Crucial Law Update on Your Homeowner's Insurance Claims
Last week was a crucial week in the area of homeowner’s property claims and the ever changing laws in this area.
There were two decisions and a key Bill which passed the Florida legislature that you should be aware of when dealing with a homeowner’s insurance company for a loss suffered at your property.
The Third District Court of Appeals released the two opinions:
- Alvarez v. State Farm Florida Insurance Company 3D17-2261 states that if a Homeowner is found to have intentionally misrepresented to their insurance company the amount or type of damage pursuant to a covered loss, coverage for the loss could be void. In this case, the Homeowner experienced kitchen drain problems which were repaired. The water continued to backup and not drain properly. However, the Homeowner reported that there was no actual water damage to the Property. Subsequently, the Homeowner sued the insurance company for water damage. It was found by a jury that the Homeowner intentionally misrepresented that there was water damage, and thus, coverage was voided for the loss and the Homeowner could not recover for the damage.
- Safepoint Insurance Company v.

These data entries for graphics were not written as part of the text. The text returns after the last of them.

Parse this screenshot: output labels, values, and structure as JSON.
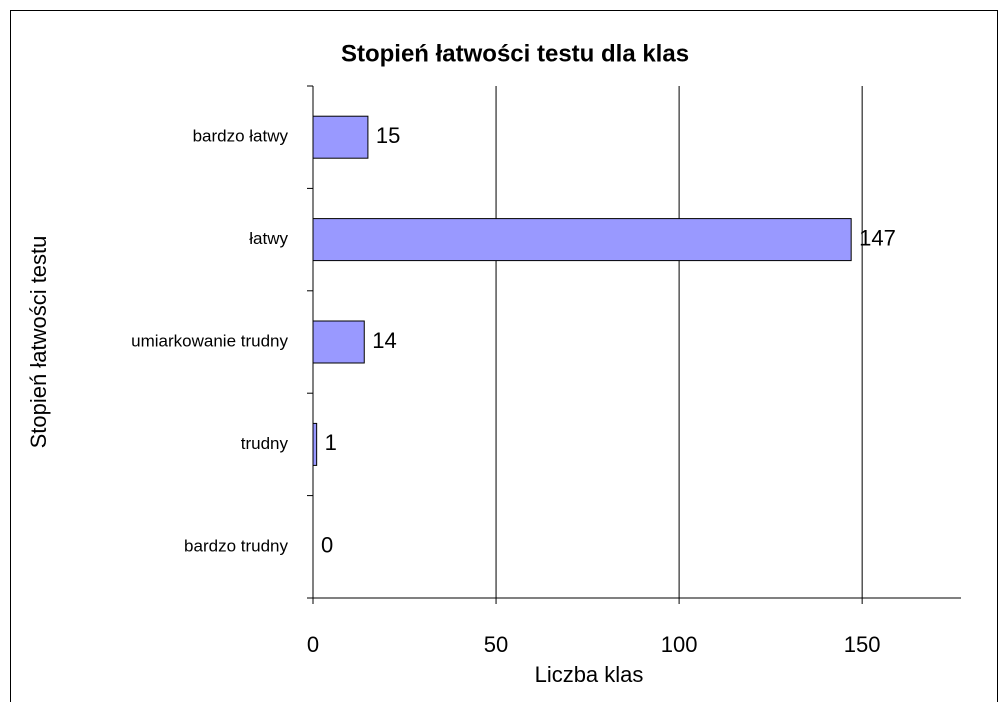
{
  "chart_data": {
    "type": "hbar",
    "title": "Stopień łatwości testu dla klas",
    "categories": [
      "bardzo łatwy",
      "łatwy",
      "umiarkowanie trudny",
      "trudny",
      "bardzo trudny"
    ],
    "values": [
      15,
      147,
      14,
      1,
      0
    ],
    "color": "#9999ff",
    "xlim": [
      0,
      177
    ],
    "xticks": [
      0,
      50,
      100,
      150
    ],
    "grid": true,
    "xlabel": "Liczba klas",
    "ylabel": "Stopień łatwości testu"
  }
}
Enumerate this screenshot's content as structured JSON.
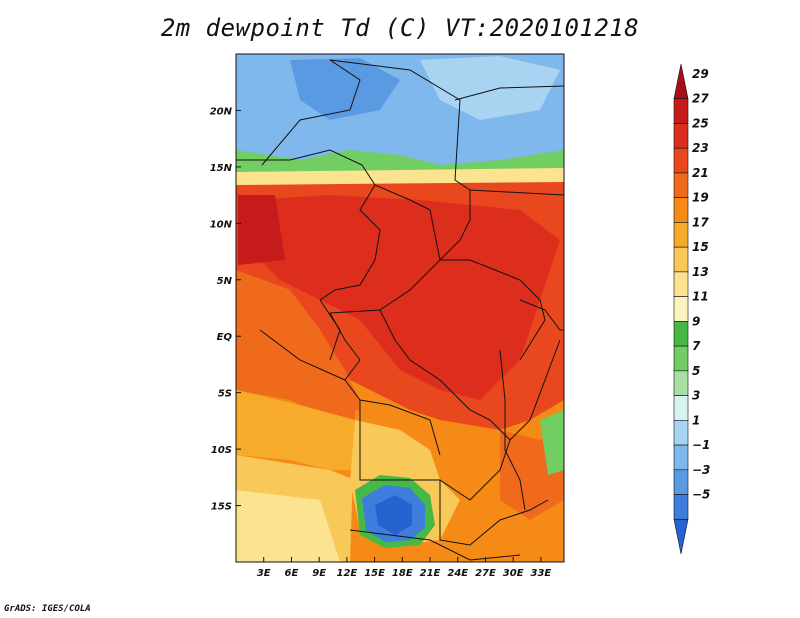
{
  "title": "2m dewpoint Td (C) VT:2020101218",
  "credit": "GrADS: IGES/COLA",
  "map": {
    "lon_range": [
      0,
      35.5
    ],
    "lat_range": [
      -20,
      25
    ],
    "lon_ticks": [
      "3E",
      "6E",
      "9E",
      "12E",
      "15E",
      "18E",
      "21E",
      "24E",
      "27E",
      "30E",
      "33E"
    ],
    "lon_values": [
      3,
      6,
      9,
      12,
      15,
      18,
      21,
      24,
      27,
      30,
      33
    ],
    "lat_ticks": [
      "20N",
      "15N",
      "10N",
      "5N",
      "EQ",
      "5S",
      "10S",
      "15S"
    ],
    "lat_values": [
      20,
      15,
      10,
      5,
      0,
      -5,
      -10,
      -15
    ]
  },
  "colorbar": {
    "labels": [
      "29",
      "27",
      "25",
      "23",
      "21",
      "19",
      "17",
      "15",
      "13",
      "11",
      "9",
      "7",
      "5",
      "3",
      "1",
      "−1",
      "−3",
      "−5"
    ],
    "colors": [
      "#a50f15",
      "#c51b1b",
      "#dd2e1d",
      "#e9481f",
      "#f06a1c",
      "#f58b16",
      "#f7ab2a",
      "#f8c859",
      "#fbe38f",
      "#fbf4c0",
      "#46b846",
      "#72cd62",
      "#a7e0a0",
      "#d6f3f2",
      "#a8d4f2",
      "#7fb8ec",
      "#5a9ae2",
      "#3f7ddc",
      "#2563d0"
    ]
  }
}
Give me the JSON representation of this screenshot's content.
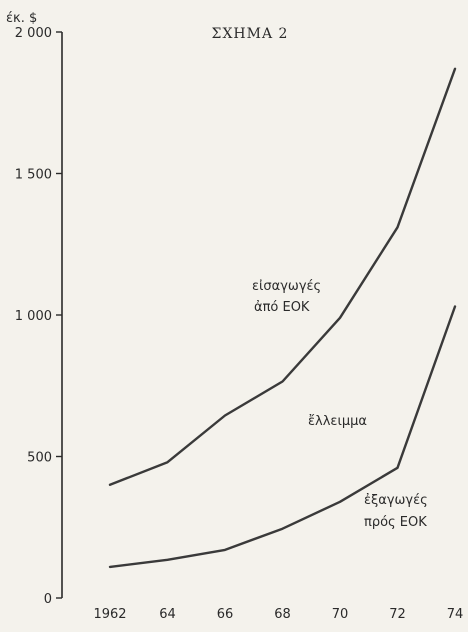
{
  "chart_data": {
    "type": "line",
    "title": "ΣΧΗΜΑ 2",
    "unit_label": "έκ. $",
    "x": [
      "1962",
      "64",
      "66",
      "68",
      "70",
      "72",
      "74"
    ],
    "ylim": [
      0,
      2000
    ],
    "y_ticks": [
      "0",
      "500",
      "1 000",
      "1 500",
      "2 000"
    ],
    "y_tick_values": [
      0,
      500,
      1000,
      1500,
      2000
    ],
    "series": [
      {
        "id": "imports",
        "values": [
          400,
          480,
          645,
          765,
          990,
          1310,
          1870
        ],
        "label_lines": [
          "εἰσαγωγές",
          "ἀπό ΕΟΚ"
        ]
      },
      {
        "id": "exports",
        "values": [
          110,
          135,
          170,
          245,
          340,
          460,
          1030
        ],
        "label_lines": [
          "ἐξαγωγές",
          "πρός ΕΟΚ"
        ]
      }
    ],
    "annotation": "ἔλλειμμα",
    "grid": false,
    "colors": {
      "line": "#3a3a3a",
      "background": "#f4f2ec"
    }
  }
}
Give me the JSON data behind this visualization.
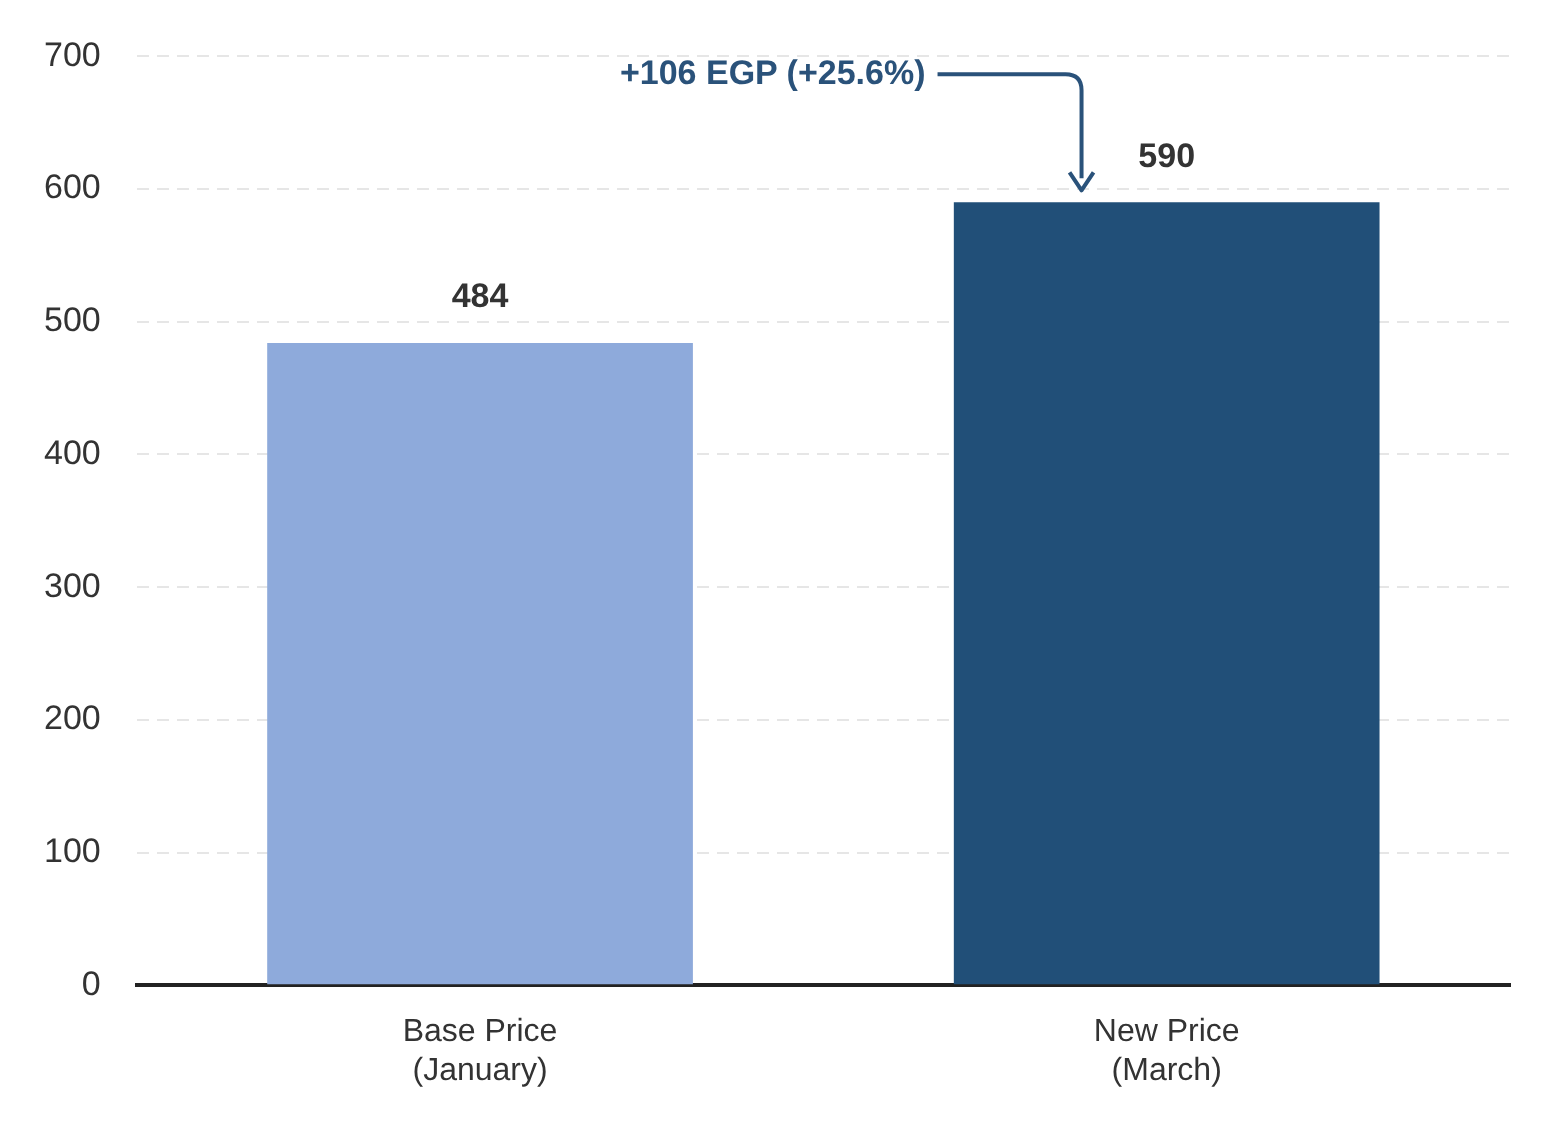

Daisy Sousa 3D18-1842 states that a failure to comply with post-loss conditions could waive your right to appraisal. In this case, the Homeowner failed to submit a sworn proof of loss within the required time frame. Upon filing suit, the Homeowner moved to compel appraisal. The trial court granted the Homeowner’s request, but the appellate court reversed that decision indicating that the Homeowner’s failure to submit a sworn proof of loss prior to her Examination Under Oath or prior to filing a lawsuit constituted a failure to comply with conditions precedent. Thus, appraisal and suit are both premature.
HB 7065 – the Insurance Assignment Agreements bill is effective July 1, 2019 and is perhaps one of the worst pieces of legislature as it relates to policy holders and their rights pursuant to homeowner’s insurance policies.
Most residential homeowner’s insurance policies require that homeowners mitigate their damages after a loss occurs to their home. In other words, they have to ensure that the damage to their home does not get worse. Common damages in Florida to homes are related to water damage. In effect, this means that when your home is damaged by water, you, the homeowner, have a responsibility to remove the water, dry the property as best as you can, and ensure the water doesn’t spread and cause mold growth.
Emergency water mitigation service companies (“EMS companies”) do just this. EMS companies respond immediately, they go to properties which are damaged by water with large industrial driers, water meters, and other equipment to ensure the property is dry.
As a service to homeowner’s who are in a tough financial spot and waiting on their homeowner’s insurance company to pay for the loss, EMS companies ask that homeowner’s sign an Assignment of Benefits (“AOB”) allowing the EMS company to bill the homeowner’s insurance company directly for the EMS services.
This new Bill is attempting to do away with this practice. It caps the EMS companies at an unreasonably low number to complete their services. It requires that AOBs jump through additional hoops to get paid by the insurance companies at all. And, it makes it near impossible for AOBs to hire an attorney to sue the insurance companies for non-payment, unless the AOB companies pay out of pocket, which would not be cost effective for the low capped pricing.
It will now become common that homeowners will have to pay out of pocket for mitigation services, prior to the insurance company even coming to evaluate the claim, let alone determine coverage. So the homeowner’s insurance that you pay for, as a requirement of holding a mortgage on your property, will cover less of the mitigation efforts you’re required to make and less of actual damages to your home.